MELBOURNE (Reuters) - Australia’s cricket board said on Tuesday it has given up trying to use a “crystal ball” to predict the impact of COVID-19 on revenues and is drawing up a new model after a backlash from state associations over proposed funding cuts.
Former Cricket Australia Chief Executive Kevin Roberts tried to ram through swingeing cuts based on grim projections but met stiff resistance from states unconvinced by doomsday scenarios.
Roberts resigned last month after losing the support of the board and his interim replacement, Nick Hockley, said on Tuesday CA had ditched the “pre-emptive” approach to modelling revenues.
“We’ve sought to take on feedback on this,” he told reporters on a video call.
“We’re having … a very different approach.
“It’s a completely transparent model based on what does actually transpire this summer.
“It’s a flexible model that varies depending on how revenues are actually impacted in the future ... There’s further discussions to be had but certainly there’s good support from the majority of states and territories.”
While COVID-19 hit at the end of the Australian season and the board stands to net an estimated A$400 million (221.66 million pounds) in revenue from India’s tour in the home summer, CA has not been immune to the effects of the pandemic.

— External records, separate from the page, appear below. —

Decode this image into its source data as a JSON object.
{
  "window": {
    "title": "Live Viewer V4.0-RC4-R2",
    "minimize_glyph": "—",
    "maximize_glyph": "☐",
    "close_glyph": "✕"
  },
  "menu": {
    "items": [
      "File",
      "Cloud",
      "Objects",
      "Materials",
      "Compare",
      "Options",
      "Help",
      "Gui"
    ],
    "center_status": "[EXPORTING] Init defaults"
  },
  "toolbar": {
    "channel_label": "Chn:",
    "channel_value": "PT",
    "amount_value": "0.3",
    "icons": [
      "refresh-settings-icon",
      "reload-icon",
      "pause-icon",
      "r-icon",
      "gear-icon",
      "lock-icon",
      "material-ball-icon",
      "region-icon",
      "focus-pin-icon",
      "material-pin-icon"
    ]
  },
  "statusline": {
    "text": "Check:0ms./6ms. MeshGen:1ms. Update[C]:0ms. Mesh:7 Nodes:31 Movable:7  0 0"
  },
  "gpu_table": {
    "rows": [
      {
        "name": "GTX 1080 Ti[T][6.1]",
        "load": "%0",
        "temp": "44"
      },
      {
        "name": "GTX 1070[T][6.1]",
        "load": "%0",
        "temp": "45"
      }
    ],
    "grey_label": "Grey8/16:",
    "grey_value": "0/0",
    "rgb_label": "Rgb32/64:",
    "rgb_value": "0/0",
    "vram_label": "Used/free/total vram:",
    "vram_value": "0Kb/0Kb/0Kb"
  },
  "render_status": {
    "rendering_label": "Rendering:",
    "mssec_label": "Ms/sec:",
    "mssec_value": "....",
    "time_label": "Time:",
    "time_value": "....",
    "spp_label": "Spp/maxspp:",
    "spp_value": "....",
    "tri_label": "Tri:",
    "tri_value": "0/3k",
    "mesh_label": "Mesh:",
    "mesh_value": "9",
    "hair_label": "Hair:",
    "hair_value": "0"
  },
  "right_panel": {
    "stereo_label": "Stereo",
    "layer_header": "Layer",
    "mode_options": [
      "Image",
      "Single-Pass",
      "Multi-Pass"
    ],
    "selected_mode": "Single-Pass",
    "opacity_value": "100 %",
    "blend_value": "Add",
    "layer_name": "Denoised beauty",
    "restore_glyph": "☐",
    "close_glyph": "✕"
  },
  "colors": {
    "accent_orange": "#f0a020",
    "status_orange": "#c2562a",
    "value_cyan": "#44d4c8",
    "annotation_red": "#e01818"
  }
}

The postponement of the Twenty20 World Cup, which was to be staged in Australia in October and November, will mean some A$20 million less in the board’s coffers in 2020, CA has estimated.
The potential loss of ticket revenues from crowd restrictions and expenditure on biosecurity arrangements could cost another A$60 million, Roberts said in May.
“There are still a whole range of outcomes and it is going to be really complicated,” Hockley said.
“In many ways we’ve been exceptionally fortunate as compared to our friends in the northern hemisphere ... So I’d like to think there’s a sensible way through it.”